Os motivos para que alguém demande um tratamento podem ser os mais diversos – fracassos, perdas, desinserção familiar ou profissional, toxicomanias, obesidade, anorexia, bulimia, pânico, compulsões, hiperatividade, endividamento etc – e não se deve esquecer que a abertura do inconsciente, com o estabelecimento da transferência, é um instrumento que deve ser utilizado com parcimônia em determinados casos. O efeito terapêutico rápido se produz sem muita sofisticação, às vezes com pouquíssimas sessões, mesmo nos casos em que o inconsciente não se apresenta como suposição de saber. É o que podemos dizer a partir da experiência em curso. Essa oferta não é uma promessa de cura, nem se reduz a uma simples resposta às leis do mercado, porque se sustenta na possibilidade do encontro com um analista que, sem abrir mão da radicalidade do seu discurso, oferta o ato analítico como instrumento capaz de modificar a relação do sujeito com seu sintoma. Não se trata portanto de fazer desaparecer o sintoma, mas de dar-lhe forma, circunscrevê-lo, deslocá-lo, dar-lhe um destino melhor.

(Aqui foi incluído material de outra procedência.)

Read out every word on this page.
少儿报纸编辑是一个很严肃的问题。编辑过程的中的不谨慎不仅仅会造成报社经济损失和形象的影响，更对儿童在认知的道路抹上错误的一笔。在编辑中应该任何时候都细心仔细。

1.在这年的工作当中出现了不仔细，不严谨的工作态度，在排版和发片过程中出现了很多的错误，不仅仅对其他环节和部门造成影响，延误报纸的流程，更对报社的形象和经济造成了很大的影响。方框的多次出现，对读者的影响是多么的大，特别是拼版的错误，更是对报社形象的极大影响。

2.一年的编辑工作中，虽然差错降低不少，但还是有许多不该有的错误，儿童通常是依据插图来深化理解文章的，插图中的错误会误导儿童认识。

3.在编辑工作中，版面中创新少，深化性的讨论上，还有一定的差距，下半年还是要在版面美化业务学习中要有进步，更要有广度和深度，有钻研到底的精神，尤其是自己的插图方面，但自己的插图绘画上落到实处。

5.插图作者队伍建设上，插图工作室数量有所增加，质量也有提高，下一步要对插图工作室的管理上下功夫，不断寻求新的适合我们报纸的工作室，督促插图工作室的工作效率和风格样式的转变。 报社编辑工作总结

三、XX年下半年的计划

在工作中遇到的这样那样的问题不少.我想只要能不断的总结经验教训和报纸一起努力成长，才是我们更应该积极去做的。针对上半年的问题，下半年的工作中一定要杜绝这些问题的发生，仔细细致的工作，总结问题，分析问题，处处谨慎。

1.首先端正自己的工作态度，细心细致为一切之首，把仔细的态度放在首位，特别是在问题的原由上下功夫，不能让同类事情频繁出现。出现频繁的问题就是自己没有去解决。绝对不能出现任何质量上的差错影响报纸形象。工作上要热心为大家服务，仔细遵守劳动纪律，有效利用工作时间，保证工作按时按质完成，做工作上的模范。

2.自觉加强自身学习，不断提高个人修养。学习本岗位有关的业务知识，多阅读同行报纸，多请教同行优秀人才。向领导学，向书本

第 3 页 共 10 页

Não se trata, ainda, de engrossar estatísticas, mas da demonstração, na prática, de para que serve a psicanálise. O inconsciente, de que sofre o sujeito, será tratado conforme convém a cada caso: os psicanalistas bem formados sabem, melhor do que ninguém, que nem sempre deve-se dar-lhe livre curso. Portanto, a cada caso, sua solução, ou a aplicação, sob medida, do tratamento psicanalítico, de curta ou longa duração. Há pobres que podem querer uma análise por longo tempo, enquanto há ricos que preferem ficar bem longe dela. Nenhuma bipartição simples e pronta da psicanálise segundo as classes sociais condiziria com os princípios sobre os quais Freud e Lacan edificaram o tratamento analítico.

A psicanálise nos ensina que ela só pode ser aplicada caso a caso. Trata-se, é verdade, de uma experiência, realizada com a ousadia habitual dos discípulos de Lacan: trata-se de ver o que pode ser um tratamento analítico, sem defini-lo pelos parâmetros clássicos: o pagamento e a longa duração. A psicanálise deve acompanhar as mudanças do seu tempo e oferecer ao sujeito contemporâneo um tratamento mais condizente com as coordenadas atuais da civilização, uma vez que o dispositivo clássico não se aplica a muitas das novas situações e dos novos sintomas do mal-estar na civilização. Os analistas, como recomenda Lacan, devem ter em seu horizonte a subjetividade de sua época.